With over a third of the world’s population consuming social media, it’s especially important to detect how bad actors propagate online harassment, including hate speech. Hate speech and toxicity detection systems are used to filter contents in a range of online platforms including Facebook, Twitter, YouTube, and various publications.
According to the researchers, the core of the issue for this kind of discriminatory behaviors is arising during the data creation process. As a result, training dataset becomes highly biased. When trained on biased datasets, models acquire and exacerbate biases, for example flagging text by Black authors as more toxic than text by white authors.
‘Jigsaw’ which is owned by the Alphabet umbrella, claims it’s taken pains to remove bias from its models following a study showing it fared poorly on Black’s speech. Although it’s unclear the extent to which this might be true of other AI-powered solutions by different companies.
Researchers at the Allen Institute investigated recently introduced techniques to address the lexical (e.g., swear words, slurs, identity mentions) and dialectal imbalances in datasets to check whether current model debiasing approaches can mitigate biases in toxic language detection. Here the lexical biases associate toxicity with the presence of certain words, like profanities, while dialectal biases correlate toxicity with “markers” of language variants like African-American English (AAE).
Those researchers looked at one debiasing method designed to tackle “predefined biases” (e.g., lexical and dialectal). In addition to that, they explored a process that filters “easy” training examples with correlations that might mislead a hate speech and toxicity detection model.

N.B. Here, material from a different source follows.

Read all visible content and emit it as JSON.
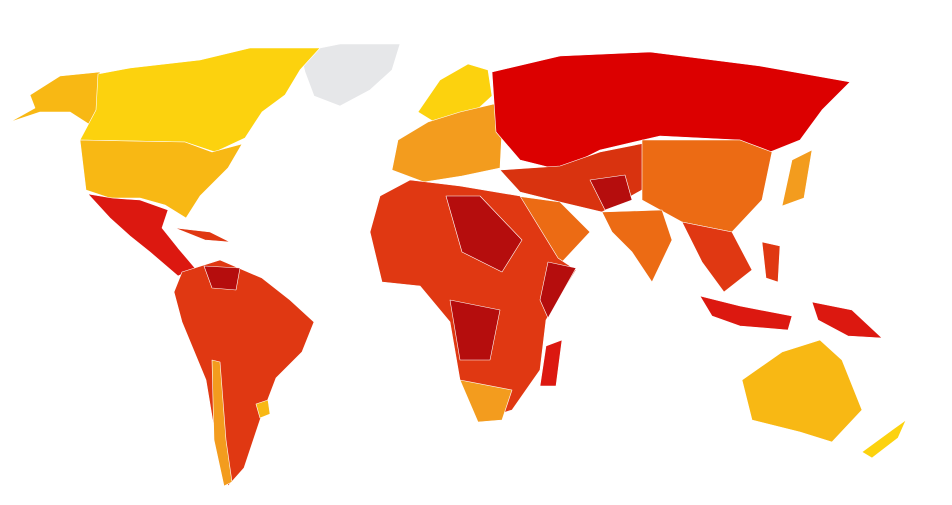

In their experiments, both approaches face challenges in mitigating biases from a model trained on a biased dataset for hate speech and toxic language detection. After filtering reduced bias in the dataset also, models trained on filtered datasets still picked up lexical and dialectal biases. Even “debiased” models unfairly flagged text in certain snippets as toxic.

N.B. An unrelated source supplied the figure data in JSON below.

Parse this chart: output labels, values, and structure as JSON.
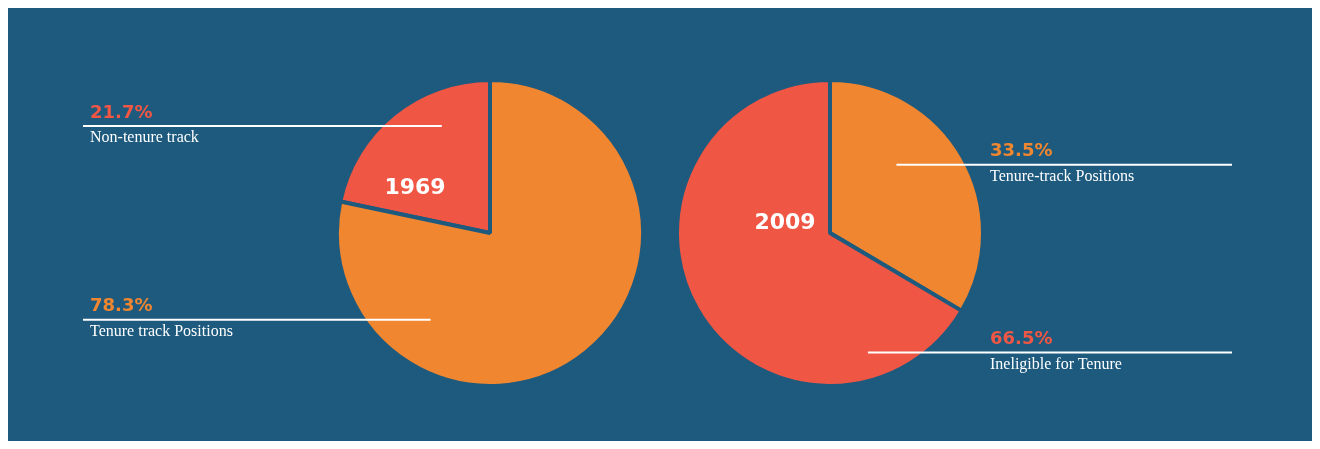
{
  "chart_data": [
    {
      "type": "pie",
      "title": "1969",
      "categories": [
        "Non-tenure track",
        "Tenure track Positions"
      ],
      "values": [
        21.7,
        78.3
      ],
      "colors": [
        "#ef5644",
        "#f0862f"
      ],
      "value_labels": [
        "21.7%",
        "78.3%"
      ],
      "legend": false
    },
    {
      "type": "pie",
      "title": "2009",
      "categories": [
        "Tenure-track Positions",
        "Ineligible for Tenure"
      ],
      "values": [
        33.5,
        66.5
      ],
      "colors": [
        "#f0862f",
        "#ef5644"
      ],
      "value_labels": [
        "33.5%",
        "66.5%"
      ],
      "legend": false
    }
  ]
}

Perhaps more discouragingly, mitigating dialectal bias didn’t appear to change a model’s tendency to label text by Black authors as more toxic than white authors.

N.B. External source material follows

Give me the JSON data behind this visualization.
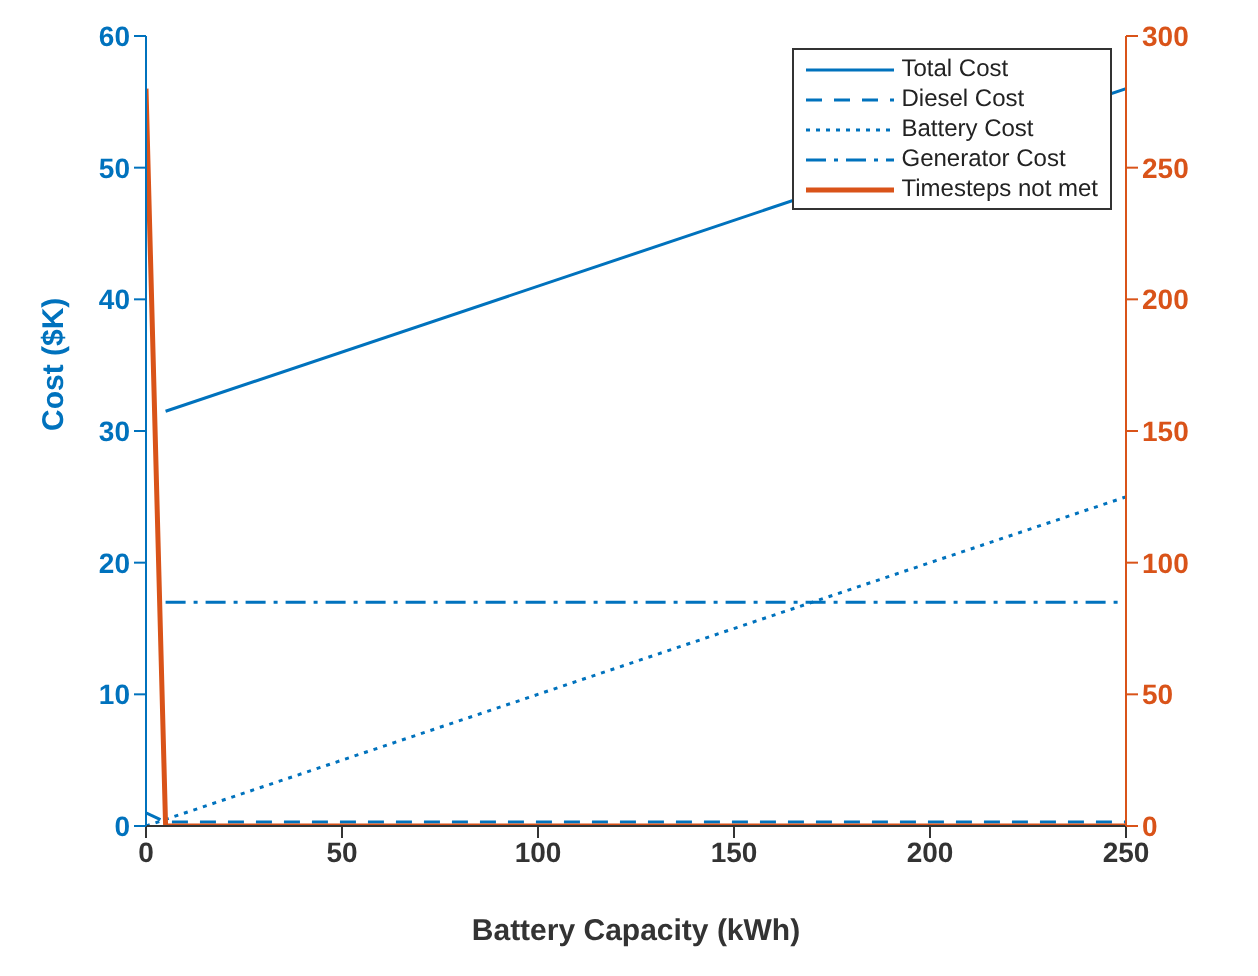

“Our findings suggest that instead of solely relying on development of automatic debiasing for existing, imperfect datasets, future work focus primarily on the quality of the underlying data for hate speech detection, such as accounting for speaker identity and dialect,” the researchers wrote. “Indeed, such efforts could act as an important step towards making systems less discriminatory, and hence safe and usable.”
Furthermore, the researchers embarked a proof-of-concept study involving relabeling examples of supposedly toxic text whose translations from African-American English (AAE) to “white-aligned English” were deemed nontoxic. Here they used OpenAI’s GPT-3 to perform the translations and create a synthetic dataset — a dataset, they say, that resulted in a model less prone to dialectal and racial biases.
“Overall, our findings indicate that debiasing a model already trained on biased toxic language data can be challenging,” said the researchers, who caution against deploying their proof-of-concept approach because of its limitations and ethical implications. Moreover, the researchers note that GPT-3 likely wasn’t exposed to many African American English varieties during training, making it ill-suited for this purpose.